La multitud contestó entusiasmada a este grito.

-Bueno -prosiguió el prefecto-; esto es lo que hemos querido todos... mucha sangre ha corrido ya por la patria; pero Dios lo ha dispuesto de otro modo.

-¡No, no! ¡eso dicen los cobardes! ¡nosotros no queremos rendirnos! ¡las armas! ¡ya veremos en qué paran los chapetones! -respondieron los de la banda del Mellizo.

-¡Que no vengan los chapetones! ¡No faltaba más! ¡que se vayan! ¿qué quieren en nuestra tierra? ¿por qué han de venir si no queremos nosotras? -gritaron las mujeres.

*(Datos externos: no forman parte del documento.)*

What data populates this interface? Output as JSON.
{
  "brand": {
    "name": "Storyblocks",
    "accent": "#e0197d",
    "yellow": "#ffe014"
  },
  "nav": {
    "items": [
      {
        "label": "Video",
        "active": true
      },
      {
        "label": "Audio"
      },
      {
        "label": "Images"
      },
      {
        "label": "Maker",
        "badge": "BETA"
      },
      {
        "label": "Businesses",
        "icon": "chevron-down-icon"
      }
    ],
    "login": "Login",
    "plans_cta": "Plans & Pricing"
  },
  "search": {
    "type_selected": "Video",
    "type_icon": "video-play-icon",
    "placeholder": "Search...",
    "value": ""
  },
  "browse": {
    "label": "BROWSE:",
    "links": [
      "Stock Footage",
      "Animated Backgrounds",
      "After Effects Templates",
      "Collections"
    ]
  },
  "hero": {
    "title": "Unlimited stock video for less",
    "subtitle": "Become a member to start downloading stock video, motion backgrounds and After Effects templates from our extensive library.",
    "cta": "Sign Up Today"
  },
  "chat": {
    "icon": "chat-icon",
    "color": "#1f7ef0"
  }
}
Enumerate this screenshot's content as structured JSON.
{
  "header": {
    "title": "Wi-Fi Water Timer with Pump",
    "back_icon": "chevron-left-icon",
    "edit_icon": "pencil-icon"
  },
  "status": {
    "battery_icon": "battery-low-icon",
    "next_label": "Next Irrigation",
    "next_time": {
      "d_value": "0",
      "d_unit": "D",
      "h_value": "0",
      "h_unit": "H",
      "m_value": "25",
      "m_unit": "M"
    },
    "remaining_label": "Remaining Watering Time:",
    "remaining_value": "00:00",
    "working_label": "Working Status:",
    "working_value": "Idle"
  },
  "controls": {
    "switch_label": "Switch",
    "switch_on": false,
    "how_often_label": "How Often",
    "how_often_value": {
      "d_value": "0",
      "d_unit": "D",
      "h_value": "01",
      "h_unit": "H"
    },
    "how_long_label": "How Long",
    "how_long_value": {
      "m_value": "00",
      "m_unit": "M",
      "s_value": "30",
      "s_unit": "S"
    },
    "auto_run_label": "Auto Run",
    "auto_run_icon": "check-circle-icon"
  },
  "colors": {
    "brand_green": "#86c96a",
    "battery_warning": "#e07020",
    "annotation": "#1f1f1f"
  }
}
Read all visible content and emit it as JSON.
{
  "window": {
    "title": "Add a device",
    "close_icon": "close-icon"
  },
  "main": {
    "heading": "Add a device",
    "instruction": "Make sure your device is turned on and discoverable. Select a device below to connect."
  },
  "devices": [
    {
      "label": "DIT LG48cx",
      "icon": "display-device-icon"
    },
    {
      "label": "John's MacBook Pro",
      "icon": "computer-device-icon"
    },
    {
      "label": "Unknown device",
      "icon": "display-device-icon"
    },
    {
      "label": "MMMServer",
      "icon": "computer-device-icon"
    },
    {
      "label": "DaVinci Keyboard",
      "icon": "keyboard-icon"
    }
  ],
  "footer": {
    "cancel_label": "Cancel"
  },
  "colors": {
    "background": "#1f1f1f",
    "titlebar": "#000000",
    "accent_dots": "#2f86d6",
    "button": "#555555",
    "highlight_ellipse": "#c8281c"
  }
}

-¡Ya no hay hombres! ¡venga vuestra merced, señor gobernador! ¡aquí estoy yo que lo llevaré a verles la cara a esos pícaros guampos! -gritaba la abuela, teniendo por   —289→   delante a Clara más muerta que viva de terror, y a nosotros más entusiasmados que nunca a sus espaldas.

-Pero ¿qué voy a hacer, hijas mías? ¿Se ha visto una ocurrencia más loca que la de estas pícaras, endemoniadas mujeres? ¡Que se vayan! que no vengan, ¿eh? ¡Bueno! ¡ya se han de ir de susto, al oír los chillidos de estas furiosas y de los muchachos!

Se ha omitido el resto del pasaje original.